Increased levels of circulation neurotix metabolites in patients with mild Covid 19

Estibaliz Santiago-Mujika
Kevin Heinrich
Sonia George
Colt D Capan
Cameron Forton
Zachary Madaj
Amanda R Burmeister
Matthew Sims, Beaumont Health
Andrew Pospisillik
Patrik Brundin

Abstract

SARS-CoV-2 corona virus causes a multi-faceted and poorly defined clinical and pathological phenotype involving hyperinflammation, cytokine release, and long-term cognitive deficits, with an undefined neuropathological mechanism. Inflammation increases the activity of the kynurenine pathway, which is linked to neurodegenerative and psychiatric disorders.
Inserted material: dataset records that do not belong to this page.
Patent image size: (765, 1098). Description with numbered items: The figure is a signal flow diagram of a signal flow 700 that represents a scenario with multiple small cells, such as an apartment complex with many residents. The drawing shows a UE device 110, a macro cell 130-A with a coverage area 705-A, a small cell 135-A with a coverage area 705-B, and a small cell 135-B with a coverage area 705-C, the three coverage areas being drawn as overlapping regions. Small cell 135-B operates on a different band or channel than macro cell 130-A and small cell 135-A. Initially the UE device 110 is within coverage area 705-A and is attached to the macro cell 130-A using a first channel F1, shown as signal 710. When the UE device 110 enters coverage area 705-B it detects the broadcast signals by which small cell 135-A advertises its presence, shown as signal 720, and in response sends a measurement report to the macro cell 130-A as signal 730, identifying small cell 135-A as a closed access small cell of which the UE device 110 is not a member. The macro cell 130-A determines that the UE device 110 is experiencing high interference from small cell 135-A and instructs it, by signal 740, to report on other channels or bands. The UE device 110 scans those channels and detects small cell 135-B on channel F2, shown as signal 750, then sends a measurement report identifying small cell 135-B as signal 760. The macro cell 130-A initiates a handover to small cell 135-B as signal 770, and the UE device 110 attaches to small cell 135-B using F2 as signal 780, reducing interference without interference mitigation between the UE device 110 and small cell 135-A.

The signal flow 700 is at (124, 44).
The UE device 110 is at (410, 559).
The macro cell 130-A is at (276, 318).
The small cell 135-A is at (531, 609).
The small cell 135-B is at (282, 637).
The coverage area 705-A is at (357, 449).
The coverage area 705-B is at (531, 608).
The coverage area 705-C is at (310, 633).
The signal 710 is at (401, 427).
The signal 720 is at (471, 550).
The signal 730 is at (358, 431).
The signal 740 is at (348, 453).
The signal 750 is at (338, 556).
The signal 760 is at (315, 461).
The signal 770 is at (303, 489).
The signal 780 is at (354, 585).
We sought to determine whether the kynurenine pathway is impacted in patients with mild COVID-19, leading to elevated neurotoxic metabolites in blood, and whether such changes are associated with pro-inflammatory cytokines. Serum samples were taken from 150 patients and analyzed by ELISA and ultra-high performance liquid chromatography (UHPLC). The data were analyzed using multiple linear regression models adjusted for age and sex. We found increased levels of kynurenine, quinolinic acid and 3-hydroxykynurenine in serum from patients with mild COVID-19, together with increased levels of IL-6, ICAM-1, VCAM-1 and neopterin. The levels of neurotoxic metabolites were significantly associated with key inflammatory cytokines including IL-6 and TNFα. The COVID-19 risk-factor hypertension was associated with the highest levels of neurotoxic metabolites in plasma. These neuroactive metabolites could be part of the pathological mechanisms underlying cognitive impairment during and post-COVID and should be explored as potential biomarkers for long-COVID symptoms.